I've been writing various computational functions using Metal.
However, in the following operation functions, unlike + and *, there is an accuracy issue in the / operation.
This is a function that divides a matrix of shape [n, x, y] and a scalar [1].
When compared to numpy or torch, if I change the operator of the above function to * or + instead of /, I can get completely the same results, but in the case of /, there is a difference in the mean of more than 1e-5.
(For reference, this was written with reference to the metal kernel code in llama.cpp)
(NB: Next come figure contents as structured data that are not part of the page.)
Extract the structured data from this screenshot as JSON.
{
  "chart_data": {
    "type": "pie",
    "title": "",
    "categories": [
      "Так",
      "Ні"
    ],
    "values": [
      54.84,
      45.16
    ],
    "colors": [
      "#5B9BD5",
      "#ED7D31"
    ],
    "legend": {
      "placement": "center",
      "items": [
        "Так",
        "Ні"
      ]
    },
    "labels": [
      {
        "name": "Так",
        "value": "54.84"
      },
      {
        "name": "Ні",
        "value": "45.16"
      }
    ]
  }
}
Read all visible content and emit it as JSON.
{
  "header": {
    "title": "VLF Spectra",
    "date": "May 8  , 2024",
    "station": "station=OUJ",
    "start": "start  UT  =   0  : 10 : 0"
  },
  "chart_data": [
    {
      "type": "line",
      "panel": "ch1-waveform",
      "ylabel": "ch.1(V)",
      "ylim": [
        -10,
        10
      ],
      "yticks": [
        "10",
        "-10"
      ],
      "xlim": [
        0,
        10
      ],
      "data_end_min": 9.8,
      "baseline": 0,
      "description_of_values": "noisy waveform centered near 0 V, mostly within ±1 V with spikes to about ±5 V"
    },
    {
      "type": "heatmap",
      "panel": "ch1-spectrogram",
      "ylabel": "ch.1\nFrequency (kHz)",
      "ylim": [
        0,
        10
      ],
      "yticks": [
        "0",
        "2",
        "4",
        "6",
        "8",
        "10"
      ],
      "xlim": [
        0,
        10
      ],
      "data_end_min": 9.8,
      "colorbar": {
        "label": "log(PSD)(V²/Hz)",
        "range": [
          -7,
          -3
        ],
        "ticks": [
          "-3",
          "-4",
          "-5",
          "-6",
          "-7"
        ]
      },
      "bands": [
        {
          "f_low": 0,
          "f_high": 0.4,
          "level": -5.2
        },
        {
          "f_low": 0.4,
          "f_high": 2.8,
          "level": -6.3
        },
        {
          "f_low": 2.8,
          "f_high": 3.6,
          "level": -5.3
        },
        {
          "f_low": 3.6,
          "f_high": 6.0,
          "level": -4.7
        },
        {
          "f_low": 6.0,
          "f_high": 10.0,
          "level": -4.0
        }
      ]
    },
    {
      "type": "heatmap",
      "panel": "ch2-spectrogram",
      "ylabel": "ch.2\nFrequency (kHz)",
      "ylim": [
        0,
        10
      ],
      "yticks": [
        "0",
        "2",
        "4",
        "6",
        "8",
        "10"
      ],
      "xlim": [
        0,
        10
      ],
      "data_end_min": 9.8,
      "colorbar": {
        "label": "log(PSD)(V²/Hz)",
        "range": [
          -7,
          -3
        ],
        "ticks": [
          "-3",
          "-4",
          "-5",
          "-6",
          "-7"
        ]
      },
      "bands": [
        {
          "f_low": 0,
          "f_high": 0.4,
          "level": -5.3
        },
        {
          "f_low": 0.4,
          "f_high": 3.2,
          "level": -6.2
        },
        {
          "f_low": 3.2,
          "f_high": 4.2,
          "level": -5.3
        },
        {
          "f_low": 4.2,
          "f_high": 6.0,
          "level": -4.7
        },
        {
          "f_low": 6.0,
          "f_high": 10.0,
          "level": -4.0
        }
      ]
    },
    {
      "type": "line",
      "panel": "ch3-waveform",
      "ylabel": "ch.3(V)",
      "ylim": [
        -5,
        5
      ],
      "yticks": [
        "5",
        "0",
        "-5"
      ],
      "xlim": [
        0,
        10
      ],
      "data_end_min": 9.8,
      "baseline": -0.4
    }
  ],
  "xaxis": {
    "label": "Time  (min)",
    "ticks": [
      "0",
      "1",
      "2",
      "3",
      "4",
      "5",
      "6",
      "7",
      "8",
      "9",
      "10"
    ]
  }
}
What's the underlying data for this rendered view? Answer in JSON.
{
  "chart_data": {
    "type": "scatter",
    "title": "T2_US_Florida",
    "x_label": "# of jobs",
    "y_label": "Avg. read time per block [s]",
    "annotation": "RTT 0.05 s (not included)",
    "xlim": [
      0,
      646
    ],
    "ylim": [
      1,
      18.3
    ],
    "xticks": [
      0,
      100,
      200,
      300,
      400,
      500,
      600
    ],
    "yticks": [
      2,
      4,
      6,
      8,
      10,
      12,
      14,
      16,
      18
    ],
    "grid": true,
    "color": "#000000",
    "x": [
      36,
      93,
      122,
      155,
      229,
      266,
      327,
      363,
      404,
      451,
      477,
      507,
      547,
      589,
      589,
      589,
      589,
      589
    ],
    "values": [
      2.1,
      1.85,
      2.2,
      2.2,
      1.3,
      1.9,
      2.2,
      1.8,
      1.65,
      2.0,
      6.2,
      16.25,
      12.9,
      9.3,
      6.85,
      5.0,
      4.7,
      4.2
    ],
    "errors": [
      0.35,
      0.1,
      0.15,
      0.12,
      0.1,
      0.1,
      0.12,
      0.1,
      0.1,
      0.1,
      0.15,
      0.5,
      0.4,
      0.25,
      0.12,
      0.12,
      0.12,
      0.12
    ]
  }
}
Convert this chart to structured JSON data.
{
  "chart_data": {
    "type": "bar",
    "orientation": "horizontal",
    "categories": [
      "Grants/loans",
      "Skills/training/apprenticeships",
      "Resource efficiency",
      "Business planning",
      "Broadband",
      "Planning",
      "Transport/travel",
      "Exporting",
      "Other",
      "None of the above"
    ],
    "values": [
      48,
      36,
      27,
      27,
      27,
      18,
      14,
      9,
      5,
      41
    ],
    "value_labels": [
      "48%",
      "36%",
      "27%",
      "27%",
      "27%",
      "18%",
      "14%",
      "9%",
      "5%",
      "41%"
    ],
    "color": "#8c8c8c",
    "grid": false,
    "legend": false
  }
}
kernel void kernel_div_single_f16(
device const half * src0,
device const half * src1,
device half * dst,
constant int64_t & ne00,
constant int64_t & ne01,
constant int64_t & ne02,
constant int64_t & ne03,
uint3 tgpig[[threadgroup_position_in_grid]],
uint3 tpitg[[thread_position_in_threadgroup]],
uint3 ntg[[threads_per_threadgroup]]) {
const int64_t i03 = tgpig.z;
const int64_t i02 = tgpig.y;
const int64_t i01 = tgpig.x;
const uint offset = i03*ne02*ne01*ne00 + i02*ne01*ne00 + i01*ne00;
for (int i0 = tpitg.x; i0 < ne00; i0 += ntg.x) {
dst[offset + i0] = src0[offset+i0] / *src1;
}
}
My mac book is,
Macbork Pro(16, 2021) / macOS 12.5 / Apple M1 Pro.
Are there any issues related to Div? Thanks in advance for your reply.